Сидя у окна и медленно протаскивая шомпол в стволе берданки, Степан вспоминал о первых днях в тайге. Теперь хоть зайчатина есть, а осенью кроме брусники со смородиной — ничего. Воду кипятили в пороховой коробке, под рукой ни чайника, ни чугуна. После обзавелись тем и другим, Васька в одну из вылазок припер на себе. И даже стекольце в окне появилось, вшитое в парусину…

Заскрипела дверь, в укотье сперва просунулся драный малахай, вздернутый нос под ним, а потом и весь Петрован с охапкой поленьев. Он проворно шагнул через порог, бросил дрова и долго стоял над железной печкой. Попутно заглянул в большой чугун, утопил в бурлящем вареве заячью ногу.

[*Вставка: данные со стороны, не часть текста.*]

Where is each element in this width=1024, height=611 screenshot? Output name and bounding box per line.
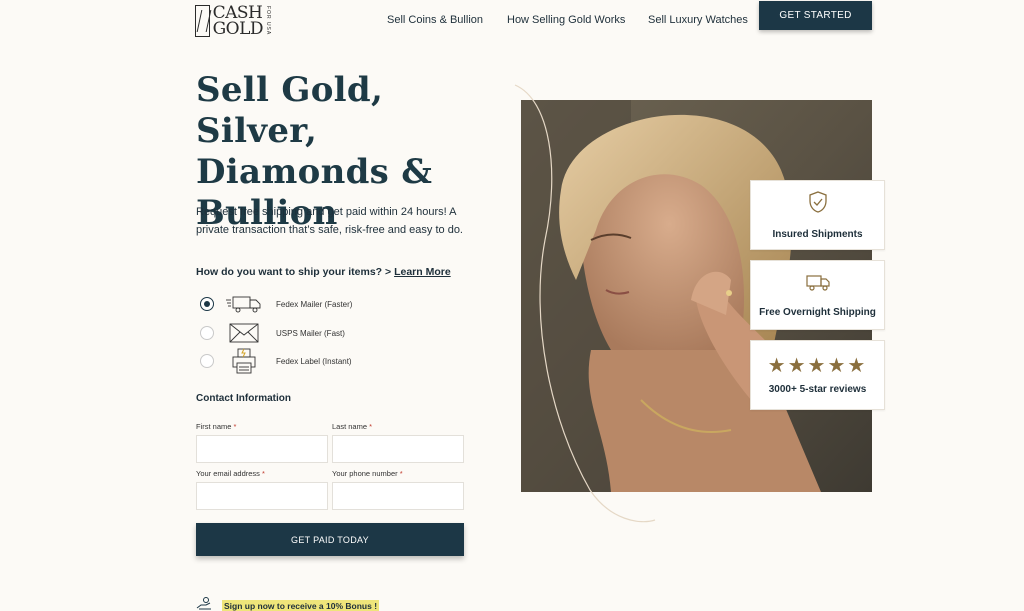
logo-subtext: FOR USA	[265, 6, 271, 36]
get-started-button[interactable]: GET STARTED	[759, 1, 872, 30]
radio-fedex-label[interactable]	[200, 354, 214, 368]
badge-label: Insured Shipments	[772, 229, 863, 240]
nav-how-selling-gold-works[interactable]: How Selling Gold Works	[507, 14, 625, 26]
logo-mark-icon	[195, 5, 210, 37]
shield-check-icon	[807, 190, 829, 219]
shipping-question: How do you want to ship your items? > Le…	[196, 266, 451, 278]
headline-line-2: Diamonds &	[196, 152, 433, 192]
hand-coin-icon	[196, 596, 214, 611]
badge-label: 3000+ 5-star reviews	[768, 383, 867, 395]
five-stars-icon: ★★★★★	[767, 354, 868, 377]
shipping-option-label: USPS Mailer (Fast)	[276, 328, 345, 338]
shipping-option-fedex-label[interactable]: Fedex Label (Instant)	[200, 348, 352, 374]
shipping-option-label: Fedex Label (Instant)	[276, 356, 352, 366]
last-name-field[interactable]	[332, 435, 464, 463]
logo-text: CASH GOLD	[212, 3, 264, 39]
shipping-option-fedex-mailer[interactable]: Fedex Mailer (Faster)	[200, 293, 352, 315]
phone-label: Your phone number *	[332, 469, 403, 478]
first-name-field[interactable]	[196, 435, 328, 463]
contact-information-heading: Contact Information	[196, 393, 291, 404]
get-paid-today-button[interactable]: GET PAID TODAY	[196, 523, 464, 556]
headline-line-1: Sell Gold, Silver,	[196, 70, 384, 151]
last-name-label: Last name *	[332, 422, 373, 431]
email-field[interactable]	[196, 482, 328, 510]
shipping-question-text: How do you want to ship your items? >	[196, 266, 395, 278]
envelope-icon	[224, 322, 264, 344]
radio-usps-mailer[interactable]	[200, 326, 214, 340]
shipping-option-usps-mailer[interactable]: USPS Mailer (Fast)	[200, 322, 345, 344]
insured-shipments-badge: Insured Shipments	[750, 180, 885, 250]
learn-more-link[interactable]: Learn More	[394, 266, 451, 278]
nav-sell-coins-bullion[interactable]: Sell Coins & Bullion	[387, 14, 483, 26]
reviews-badge: ★★★★★ 3000+ 5-star reviews	[750, 340, 885, 410]
truck-icon	[224, 293, 264, 315]
nav-sell-luxury-watches[interactable]: Sell Luxury Watches	[648, 14, 748, 26]
free-overnight-shipping-badge: Free Overnight Shipping	[750, 260, 885, 330]
logo[interactable]: CASH GOLD FOR USA	[195, 4, 271, 38]
bonus-text: Sign up now to receive a 10% Bonus !	[222, 599, 380, 611]
printer-icon	[224, 348, 264, 374]
bonus-banner: Sign up now to receive a 10% Bonus !	[196, 596, 380, 611]
phone-field[interactable]	[332, 482, 464, 510]
shipping-option-label: Fedex Mailer (Faster)	[276, 299, 353, 309]
radio-fedex-mailer[interactable]	[200, 297, 214, 311]
first-name-label: First name *	[196, 422, 237, 431]
email-label: Your email address *	[196, 469, 265, 478]
delivery-truck-icon	[805, 272, 831, 297]
badge-label: Free Overnight Shipping	[759, 307, 876, 318]
hero-subtext: Request free shipping and get paid withi…	[196, 206, 463, 236]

— Н-н-начин зимы, но впору хоть вой! — прохваченным стужей тенорком сказал Петрован.

Кузьма, лежащий на нарах в стойкой полутьме, казалось, только и ждал тех слов, чтобы завести старую песню. Подобрав ноги, сел, зябко поежился.

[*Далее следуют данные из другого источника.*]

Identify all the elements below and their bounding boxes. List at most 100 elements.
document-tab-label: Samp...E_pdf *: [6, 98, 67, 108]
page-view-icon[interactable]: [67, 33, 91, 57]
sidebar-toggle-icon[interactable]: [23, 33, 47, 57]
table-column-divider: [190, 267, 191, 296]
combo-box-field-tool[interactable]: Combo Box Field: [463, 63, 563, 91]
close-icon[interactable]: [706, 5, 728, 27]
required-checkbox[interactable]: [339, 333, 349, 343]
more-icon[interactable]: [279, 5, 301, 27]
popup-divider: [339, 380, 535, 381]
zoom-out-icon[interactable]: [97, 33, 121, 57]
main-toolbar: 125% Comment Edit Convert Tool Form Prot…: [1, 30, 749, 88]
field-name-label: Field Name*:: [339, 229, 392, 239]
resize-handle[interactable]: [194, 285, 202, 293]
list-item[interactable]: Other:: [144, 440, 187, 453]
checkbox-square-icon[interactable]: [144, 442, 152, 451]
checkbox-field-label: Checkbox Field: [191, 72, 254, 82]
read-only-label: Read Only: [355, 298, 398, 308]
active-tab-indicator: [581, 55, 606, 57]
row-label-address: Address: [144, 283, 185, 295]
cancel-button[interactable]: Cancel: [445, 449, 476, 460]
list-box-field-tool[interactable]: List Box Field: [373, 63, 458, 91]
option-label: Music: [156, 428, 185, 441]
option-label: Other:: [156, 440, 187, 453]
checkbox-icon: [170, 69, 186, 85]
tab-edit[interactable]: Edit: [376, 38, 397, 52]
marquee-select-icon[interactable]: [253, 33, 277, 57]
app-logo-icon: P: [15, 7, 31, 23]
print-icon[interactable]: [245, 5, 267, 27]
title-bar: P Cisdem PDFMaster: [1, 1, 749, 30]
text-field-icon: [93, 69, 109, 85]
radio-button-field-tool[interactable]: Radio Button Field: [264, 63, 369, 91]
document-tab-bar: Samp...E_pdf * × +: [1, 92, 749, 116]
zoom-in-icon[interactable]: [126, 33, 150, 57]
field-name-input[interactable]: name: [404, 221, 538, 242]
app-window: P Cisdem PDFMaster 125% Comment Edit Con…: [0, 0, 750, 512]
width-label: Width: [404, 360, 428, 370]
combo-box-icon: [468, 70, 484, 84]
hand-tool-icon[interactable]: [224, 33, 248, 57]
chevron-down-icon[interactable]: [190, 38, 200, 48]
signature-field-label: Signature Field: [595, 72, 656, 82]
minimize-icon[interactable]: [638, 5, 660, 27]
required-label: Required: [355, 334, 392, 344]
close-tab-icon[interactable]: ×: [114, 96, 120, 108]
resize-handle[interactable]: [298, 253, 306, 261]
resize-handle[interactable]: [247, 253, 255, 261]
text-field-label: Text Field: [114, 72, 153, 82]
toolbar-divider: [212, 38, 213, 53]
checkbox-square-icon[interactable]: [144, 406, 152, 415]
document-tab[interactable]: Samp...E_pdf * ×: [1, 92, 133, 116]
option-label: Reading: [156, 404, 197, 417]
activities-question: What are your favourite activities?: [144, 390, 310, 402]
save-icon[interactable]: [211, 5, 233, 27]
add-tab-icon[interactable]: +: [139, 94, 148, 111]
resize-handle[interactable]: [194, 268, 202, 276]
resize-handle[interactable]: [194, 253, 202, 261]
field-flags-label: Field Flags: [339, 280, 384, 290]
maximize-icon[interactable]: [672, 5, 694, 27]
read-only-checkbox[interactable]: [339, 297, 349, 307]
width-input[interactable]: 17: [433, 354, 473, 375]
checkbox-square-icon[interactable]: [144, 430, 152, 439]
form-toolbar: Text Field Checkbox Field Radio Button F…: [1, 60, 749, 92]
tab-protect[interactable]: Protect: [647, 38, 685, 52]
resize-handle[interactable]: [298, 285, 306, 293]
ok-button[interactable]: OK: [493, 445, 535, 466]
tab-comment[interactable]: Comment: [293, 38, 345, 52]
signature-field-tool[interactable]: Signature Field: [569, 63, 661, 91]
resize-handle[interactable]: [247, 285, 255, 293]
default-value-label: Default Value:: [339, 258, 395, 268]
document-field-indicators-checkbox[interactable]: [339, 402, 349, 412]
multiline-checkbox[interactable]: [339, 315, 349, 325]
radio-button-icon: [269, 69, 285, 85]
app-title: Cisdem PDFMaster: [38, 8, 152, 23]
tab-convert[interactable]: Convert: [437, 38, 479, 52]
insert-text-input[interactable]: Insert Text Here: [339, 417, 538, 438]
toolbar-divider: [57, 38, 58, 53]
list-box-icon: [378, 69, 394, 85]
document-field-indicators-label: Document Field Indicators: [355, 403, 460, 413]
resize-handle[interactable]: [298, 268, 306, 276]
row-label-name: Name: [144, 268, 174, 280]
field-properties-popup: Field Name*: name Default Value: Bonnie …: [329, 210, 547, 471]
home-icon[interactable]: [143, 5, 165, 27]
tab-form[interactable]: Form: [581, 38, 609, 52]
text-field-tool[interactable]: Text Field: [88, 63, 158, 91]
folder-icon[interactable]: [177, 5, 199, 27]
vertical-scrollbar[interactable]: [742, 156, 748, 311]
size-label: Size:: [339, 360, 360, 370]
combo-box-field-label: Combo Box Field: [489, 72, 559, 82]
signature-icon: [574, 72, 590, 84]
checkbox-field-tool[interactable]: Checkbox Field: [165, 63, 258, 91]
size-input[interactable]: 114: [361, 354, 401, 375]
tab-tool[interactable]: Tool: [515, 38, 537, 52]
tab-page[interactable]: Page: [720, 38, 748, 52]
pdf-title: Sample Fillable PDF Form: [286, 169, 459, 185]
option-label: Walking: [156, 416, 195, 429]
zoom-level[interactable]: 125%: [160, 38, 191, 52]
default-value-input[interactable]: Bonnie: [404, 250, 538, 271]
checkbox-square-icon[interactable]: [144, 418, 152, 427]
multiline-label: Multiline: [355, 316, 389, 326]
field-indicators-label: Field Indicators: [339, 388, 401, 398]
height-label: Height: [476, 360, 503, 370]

— Ага, житье. С энтого боку припекает, с того леденит… — Голос его упал до шепота. — Видать, одно и осталось, а, Степан…

— Говори, слушаю.

— Выйти и повиниться перед адмиральскими властями. Ну, почешут спину, и что же? Или ее никогда не чесали? Не лютей же они, «кокарды» омские, двуглавого орла… — На мгновенье смолк, увидев повернувшееся к нему лицо Степана, заговорил опять: — Куда ни двинь, везде клин. И за Уралом не сладко — напирают белые. С севера — Гайда и Пепеляев, с юга — Дутов и Ханжин… Сомнут! А тогда и нашему гнездовью крышка… Нет, надо сматываться подобру-поздорову!

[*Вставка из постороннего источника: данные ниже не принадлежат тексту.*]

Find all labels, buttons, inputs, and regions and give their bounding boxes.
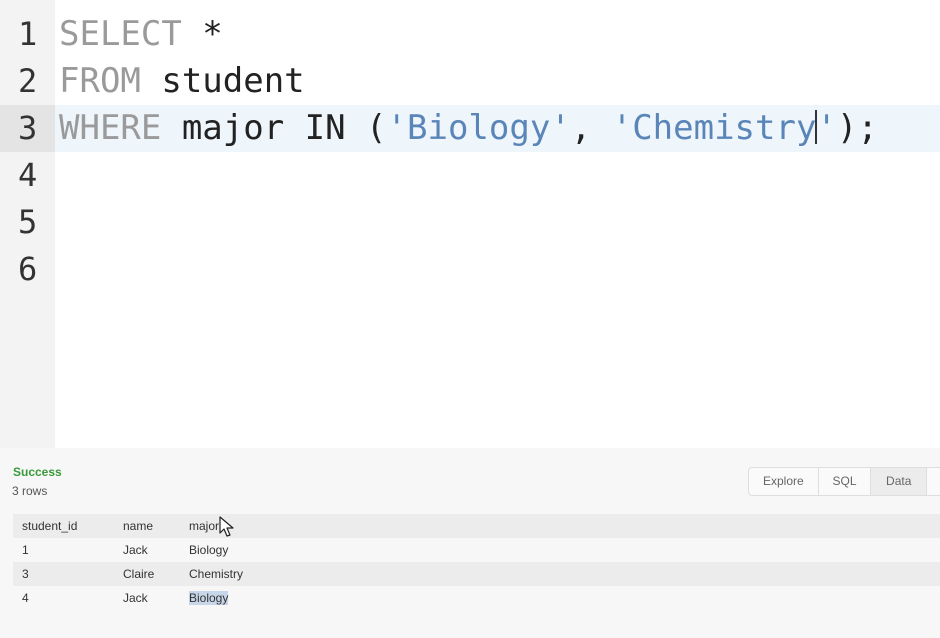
tab-more[interactable] — [927, 468, 940, 495]
table-cell[interactable]: Biology — [180, 586, 940, 610]
code-line-3[interactable]: WHERE major IN ('Biology', 'Chemistry'); — [59, 105, 878, 152]
sql-keyword: WHERE — [59, 108, 162, 148]
table-cell[interactable]: Claire — [114, 562, 180, 586]
line-number-4: 4 — [18, 156, 38, 194]
string-literal: 'Chemistry — [611, 108, 817, 148]
code-text: student — [140, 61, 305, 101]
table-row[interactable]: 4 Jack Biology — [13, 586, 940, 610]
code-text: * — [181, 14, 223, 54]
query-status: Success — [13, 465, 62, 479]
line-number-5: 5 — [18, 203, 38, 241]
line-number-1: 1 — [18, 15, 38, 53]
code-line-2[interactable]: FROM student — [59, 58, 305, 105]
tab-sql[interactable]: SQL — [819, 468, 872, 495]
table-cell[interactable]: 4 — [13, 586, 114, 610]
mouse-pointer-icon — [219, 516, 234, 537]
line-number-6: 6 — [18, 250, 38, 288]
code-text: major IN ( — [161, 108, 387, 148]
column-header-name[interactable]: name — [114, 514, 180, 538]
line-number-gutter: 1 2 3 4 5 6 — [0, 0, 55, 448]
table-cell[interactable]: Jack — [114, 538, 180, 562]
column-header-major[interactable]: major — [180, 514, 940, 538]
column-header-student-id[interactable]: student_id — [13, 514, 114, 538]
sql-keyword: FROM — [59, 61, 141, 101]
table-cell[interactable]: Chemistry — [180, 562, 940, 586]
tab-explore[interactable]: Explore — [749, 468, 819, 495]
table-row[interactable]: 1 Jack Biology — [13, 538, 940, 562]
table-cell[interactable]: Biology — [180, 538, 940, 562]
selected-text: Biology — [189, 591, 229, 605]
sql-editor[interactable]: 1 2 3 4 5 6 SELECT * FROM student WHERE … — [0, 0, 940, 448]
sql-keyword: SELECT — [59, 14, 182, 54]
code-text: ); — [836, 108, 878, 148]
table-cell[interactable]: Jack — [114, 586, 180, 610]
row-count: 3 rows — [12, 484, 48, 498]
table-cell[interactable]: 1 — [13, 538, 114, 562]
table-header-row: student_id name major — [13, 514, 940, 538]
string-literal: 'Biology' — [386, 108, 571, 148]
table-cell[interactable]: 3 — [13, 562, 114, 586]
code-line-1[interactable]: SELECT * — [59, 11, 223, 58]
line-number-3: 3 — [0, 105, 55, 152]
result-view-tabs: Explore SQL Data — [748, 467, 940, 496]
results-table: student_id name major 1 Jack Biology 3 C… — [13, 514, 940, 610]
table-row[interactable]: 3 Claire Chemistry — [13, 562, 940, 586]
tab-data[interactable]: Data — [871, 468, 928, 495]
code-text: , — [570, 108, 612, 148]
line-number-2: 2 — [18, 62, 38, 100]
string-literal: ' — [816, 108, 837, 148]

У Степана невольно сжались кулаки. Надоело: ноет, ноет, ноет… А кто виноват, спрашивается! Сам притопал как миленький, никто не звал, не волок сюда на аркане. Ясно, приходится туго: и холод, и некусай, и ночевки с постоянной тревогой на сердце. Но почему другие не стонут, хотя бы Васька Малецков, годами вдвое моложе его? «Черт, заведет Кузьма свою шарманку еще раз — пристрелю как собаку!» А вслух бесстрастно сказал:

— Дуй на все, на четыре… Но учти, спиной да задницей не отделаешься, башка запросто полетит с плеч.

И тут удивил терпеливый, скупой на слово Петрован. Он сорвал малахай с головы, кинул на пол, закричал:

— А если я б-б-без бабы не могу? Если я с-с-сижу сиднем, а ее там… ухари, в-в-вроде братца твоего! Г-г-гошка небось не побежал… В унтерах блаженствует!

Взвейся плюгавенький Кузьма, выпали подобное, он бы тут же, не сходя с нар, лег замертво от крепкого Степанова удара. Но Петрован был иной закваски, старым товарищем Федота, и Степан только оторопел от его крика, замер у окна… Таким и застал его Васька Малецков, с вечера посланный в деревню за едой. Он опустил ношу у стола, расправил заиндевелые усы.